Question: Let:
$$
Y_t=\int_0^t\alpha_s \, dW_s
$$
where $\alpha_t$ is a deterministic, continuous integrand and $W_t$ is a P Brownian motion. Calculate the moment generating function of $Y$.
I can solve this question using the fact that $Y$ is a stochastic integral and is therefore normal, then just finding the mgf as you normally would for any normal rv. But how would you go about proving that $Y$ is normal by finding the mgf? I'm getting confused with how to manipulate the integral in the exponential term.
Cheers
Best Answer
If we apply Itô's formula to the function
$$f(x) := \exp(\lambda x)$$
and the Itô process $(Y_t)_{t \geq 0}$, then we find
$$e^{\lambda Y_t}-1 = \lambda \int_0^t e^{\lambda Y_s} \alpha_s \, dW_s + \frac{\lambda^2}{2} \int_0^t e^{\lambda Y_s} \alpha^2(s) \, ds.$$
Since the first term on the right-hand side is a martingale, we get for $\phi_{\lambda}(t):= \mathbb{E}e^{\lambda Y_t}$
$$\phi_{\lambda}(t) -1 = \frac{\lambda^2}{2} \int_0^t \phi_{\lambda}(s) \alpha^2(s) \, ds.$$
This ordinary differential equation can be solved explicitely,
$$\mathbb{E}e^{\lambda Y_t} = \phi_{\lambda}(t) = \exp \left( \frac{\lambda^2}{2} \int_0^t \alpha(s)^2 \, ds \right).$$
This proves that $Y_t$ is normal with mean $0$ and variance $\int_0^t \alpha(s)^2 \, ds$.

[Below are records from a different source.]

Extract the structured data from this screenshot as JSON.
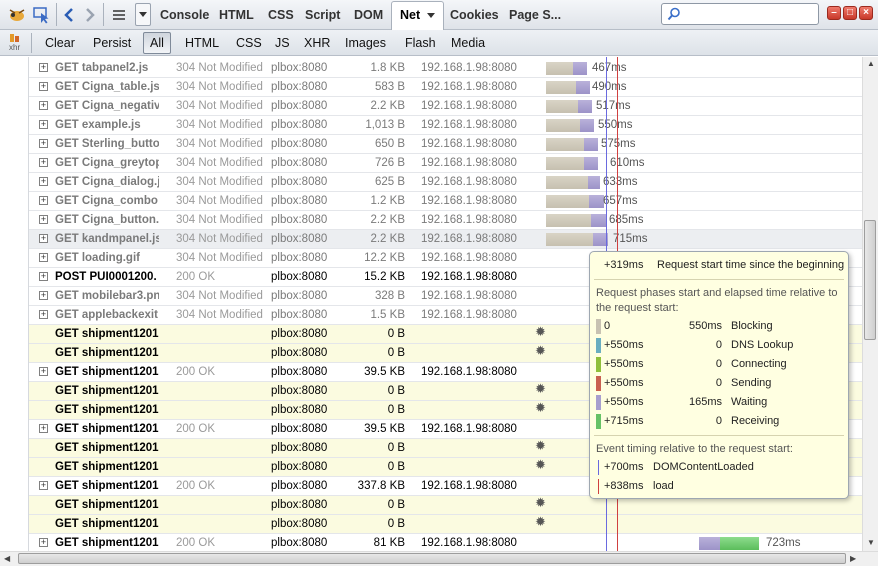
{
  "toolbar": {
    "tabs": [
      "Console",
      "HTML",
      "CSS",
      "Script",
      "DOM",
      "Net",
      "Cookies",
      "Page S..."
    ],
    "active_tab": "Net",
    "search_placeholder": "",
    "window_buttons": [
      "–",
      "□",
      "×"
    ]
  },
  "filter": {
    "xhr_icon_label": "xhr",
    "clear": "Clear",
    "persist": "Persist",
    "types": [
      "All",
      "HTML",
      "CSS",
      "JS",
      "XHR",
      "Images",
      "Flash",
      "Media"
    ],
    "active": "All"
  },
  "colors": {
    "blocking": "#c8c2b2",
    "waiting": "#a79fce",
    "receiving": "#66c266",
    "dns": "#6aaec0",
    "connecting": "#8fbf3a",
    "sending": "#c96050",
    "domcontentloaded_line": "#6a6adf",
    "load_line": "#d04040",
    "loading_row_bg": "#fbfbe0"
  },
  "requests": [
    {
      "url": "GET tabpanel2.js",
      "status": "304 Not Modified",
      "domain": "plbox:8080",
      "size": "1.8 KB",
      "ip": "192.168.1.98:8080",
      "time": "467ms",
      "kind": "cached"
    },
    {
      "url": "GET Cigna_table.js",
      "status": "304 Not Modified",
      "domain": "plbox:8080",
      "size": "583 B",
      "ip": "192.168.1.98:8080",
      "time": "490ms",
      "kind": "cached"
    },
    {
      "url": "GET Cigna_negativ",
      "status": "304 Not Modified",
      "domain": "plbox:8080",
      "size": "2.2 KB",
      "ip": "192.168.1.98:8080",
      "time": "517ms",
      "kind": "cached"
    },
    {
      "url": "GET example.js",
      "status": "304 Not Modified",
      "domain": "plbox:8080",
      "size": "1,013 B",
      "ip": "192.168.1.98:8080",
      "time": "550ms",
      "kind": "cached"
    },
    {
      "url": "GET Sterling_butto",
      "status": "304 Not Modified",
      "domain": "plbox:8080",
      "size": "650 B",
      "ip": "192.168.1.98:8080",
      "time": "575ms",
      "kind": "cached"
    },
    {
      "url": "GET Cigna_greytop",
      "status": "304 Not Modified",
      "domain": "plbox:8080",
      "size": "726 B",
      "ip": "192.168.1.98:8080",
      "time": "610ms",
      "kind": "cached"
    },
    {
      "url": "GET Cigna_dialog.j",
      "status": "304 Not Modified",
      "domain": "plbox:8080",
      "size": "625 B",
      "ip": "192.168.1.98:8080",
      "time": "633ms",
      "kind": "cached"
    },
    {
      "url": "GET Cigna_combo",
      "status": "304 Not Modified",
      "domain": "plbox:8080",
      "size": "1.2 KB",
      "ip": "192.168.1.98:8080",
      "time": "657ms",
      "kind": "cached"
    },
    {
      "url": "GET Cigna_button.",
      "status": "304 Not Modified",
      "domain": "plbox:8080",
      "size": "2.2 KB",
      "ip": "192.168.1.98:8080",
      "time": "685ms",
      "kind": "cached"
    },
    {
      "url": "GET kandmpanel.js",
      "status": "304 Not Modified",
      "domain": "plbox:8080",
      "size": "2.2 KB",
      "ip": "192.168.1.98:8080",
      "time": "715ms",
      "kind": "cached-hover"
    },
    {
      "url": "GET loading.gif",
      "status": "304 Not Modified",
      "domain": "plbox:8080",
      "size": "12.2 KB",
      "ip": "192.168.1.98:8080",
      "time": "",
      "kind": "cached"
    },
    {
      "url": "POST PUI0001200.",
      "status": "200 OK",
      "domain": "plbox:8080",
      "size": "15.2 KB",
      "ip": "192.168.1.98:8080",
      "time": "",
      "kind": "ok"
    },
    {
      "url": "GET mobilebar3.pn",
      "status": "304 Not Modified",
      "domain": "plbox:8080",
      "size": "328 B",
      "ip": "192.168.1.98:8080",
      "time": "",
      "kind": "cached"
    },
    {
      "url": "GET applebackexit",
      "status": "304 Not Modified",
      "domain": "plbox:8080",
      "size": "1.5 KB",
      "ip": "192.168.1.98:8080",
      "time": "",
      "kind": "cached"
    },
    {
      "url": "GET shipment1201",
      "status": "",
      "domain": "plbox:8080",
      "size": "0 B",
      "ip": "",
      "time": "",
      "kind": "loading"
    },
    {
      "url": "GET shipment1201",
      "status": "",
      "domain": "plbox:8080",
      "size": "0 B",
      "ip": "",
      "time": "",
      "kind": "loading"
    },
    {
      "url": "GET shipment1201",
      "status": "200 OK",
      "domain": "plbox:8080",
      "size": "39.5 KB",
      "ip": "192.168.1.98:8080",
      "time": "",
      "kind": "ok"
    },
    {
      "url": "GET shipment1201",
      "status": "",
      "domain": "plbox:8080",
      "size": "0 B",
      "ip": "",
      "time": "",
      "kind": "loading"
    },
    {
      "url": "GET shipment1201",
      "status": "",
      "domain": "plbox:8080",
      "size": "0 B",
      "ip": "",
      "time": "",
      "kind": "loading"
    },
    {
      "url": "GET shipment1201",
      "status": "200 OK",
      "domain": "plbox:8080",
      "size": "39.5 KB",
      "ip": "192.168.1.98:8080",
      "time": "",
      "kind": "ok"
    },
    {
      "url": "GET shipment1201",
      "status": "",
      "domain": "plbox:8080",
      "size": "0 B",
      "ip": "",
      "time": "",
      "kind": "loading"
    },
    {
      "url": "GET shipment1201",
      "status": "",
      "domain": "plbox:8080",
      "size": "0 B",
      "ip": "",
      "time": "",
      "kind": "loading"
    },
    {
      "url": "GET shipment1201",
      "status": "200 OK",
      "domain": "plbox:8080",
      "size": "337.8 KB",
      "ip": "192.168.1.98:8080",
      "time": "",
      "kind": "ok"
    },
    {
      "url": "GET shipment1201",
      "status": "",
      "domain": "plbox:8080",
      "size": "0 B",
      "ip": "",
      "time": "",
      "kind": "loading"
    },
    {
      "url": "GET shipment1201",
      "status": "",
      "domain": "plbox:8080",
      "size": "0 B",
      "ip": "",
      "time": "",
      "kind": "loading"
    },
    {
      "url": "GET shipment1201",
      "status": "200 OK",
      "domain": "plbox:8080",
      "size": "81 KB",
      "ip": "192.168.1.98:8080",
      "time": "723ms",
      "kind": "ok-last"
    }
  ],
  "tooltip": {
    "start": {
      "value": "+319ms",
      "label": "Request start time since the beginning"
    },
    "phases_heading": "Request phases start and elapsed time relative to the request start:",
    "phases": [
      {
        "start": "0",
        "elapsed": "550ms",
        "name": "Blocking",
        "color": "#c8c2b2"
      },
      {
        "start": "+550ms",
        "elapsed": "0",
        "name": "DNS Lookup",
        "color": "#6aaec0"
      },
      {
        "start": "+550ms",
        "elapsed": "0",
        "name": "Connecting",
        "color": "#8fbf3a"
      },
      {
        "start": "+550ms",
        "elapsed": "0",
        "name": "Sending",
        "color": "#c96050"
      },
      {
        "start": "+550ms",
        "elapsed": "165ms",
        "name": "Waiting",
        "color": "#a79fce"
      },
      {
        "start": "+715ms",
        "elapsed": "0",
        "name": "Receiving",
        "color": "#66c266"
      }
    ],
    "events_heading": "Event timing relative to the request start:",
    "events": [
      {
        "time": "+700ms",
        "name": "DOMContentLoaded",
        "color": "#6a6adf"
      },
      {
        "time": "+838ms",
        "name": "load",
        "color": "#d04040"
      }
    ]
  }
}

Edit As @NateEldredge pointed out, we have to ensure that $(e^{\lambda Y_s})_{s \geq 0}$ is suitable integrable; for a proof that this is indeed the case see e.g. René L. Schilling/Lothar Partzsch: Brownian motion - An introduction to stochastic processes, Chapter 18 (2nd edition) or my other answer.